Macros

Nemerle type-safe macros

What exactly is a macro?

Basically every macro is a function, which takes a fragment of code as parameter(s) and returns some other code. On the highest level of abstraction it doesn't matter if parameters are function calls, type definitions or just a sequence of assignments. The most important fact is that they are not common objects (e.g. instances of some types, like integer numbers), but their internal representation in the compiler (i.e. syntax trees).

A macro is defined in the program just like any other function, using common Nemerle syntax. The only difference is the structure of the data it operates on and the way in which it is used (executed at compile-time).

A macro, once created, can be used to process some parts of the code. It's done by calling it with block(s) of code as parameter(s). This operation is in most cases indistinguishable from a common function call (like f(1)), so a programmer using a macro would not be confused by unknown syntax.
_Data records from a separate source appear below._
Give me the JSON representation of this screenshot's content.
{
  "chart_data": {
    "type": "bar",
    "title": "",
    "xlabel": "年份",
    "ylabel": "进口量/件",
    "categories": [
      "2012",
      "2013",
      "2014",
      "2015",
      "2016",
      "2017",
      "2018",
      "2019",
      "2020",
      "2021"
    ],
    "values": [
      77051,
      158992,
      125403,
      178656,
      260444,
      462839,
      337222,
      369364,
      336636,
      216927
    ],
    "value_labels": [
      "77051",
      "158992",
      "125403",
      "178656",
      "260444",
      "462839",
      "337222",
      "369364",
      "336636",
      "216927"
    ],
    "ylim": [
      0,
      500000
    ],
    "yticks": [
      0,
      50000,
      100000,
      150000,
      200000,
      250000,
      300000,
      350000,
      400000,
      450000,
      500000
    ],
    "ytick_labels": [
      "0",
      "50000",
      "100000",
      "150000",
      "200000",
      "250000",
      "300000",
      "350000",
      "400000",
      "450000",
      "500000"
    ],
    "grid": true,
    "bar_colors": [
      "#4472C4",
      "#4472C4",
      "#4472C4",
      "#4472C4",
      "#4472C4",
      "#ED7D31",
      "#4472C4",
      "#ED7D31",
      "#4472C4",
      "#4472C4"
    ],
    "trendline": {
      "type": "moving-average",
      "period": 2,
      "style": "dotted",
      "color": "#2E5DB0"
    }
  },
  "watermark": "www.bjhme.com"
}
The main concept of our design is to make the usage of macros as transparent as possible. From the user point of view, it is not important if particular parameters are passed to a macro, (which would process them at the compile-time and insert some new code in their place), or to an ordinary function.

Defining a new macro

Writing a macro is as simple as writing a common function. It looks the same, except that it is preceded by a keyword macro and it lives at the top level (not inside any class). This will make the compiler know about how to use the defined method (i.e. run it at the compile-time in every place where it is used).

Macros can take zero (if we just want to generate new code) or more parameters. They are all elements of the language grammar, so their type is limited to the set of defined syntax objects. The same holds for a return value of a macro.

Example:

macro generate_expression ()
{
  MyModule.compute_some_expression ();
}

This example macro does not take any parameters and is used in the code by simply writing generate_expression ();. The most important is the difference between generate_expression and compute_some_expression - the first one is a function executed by the compiler during compilation, while the latter is just some common function that must return syntax tree of expressions (which is here returned and inserted into program code by generate_expression).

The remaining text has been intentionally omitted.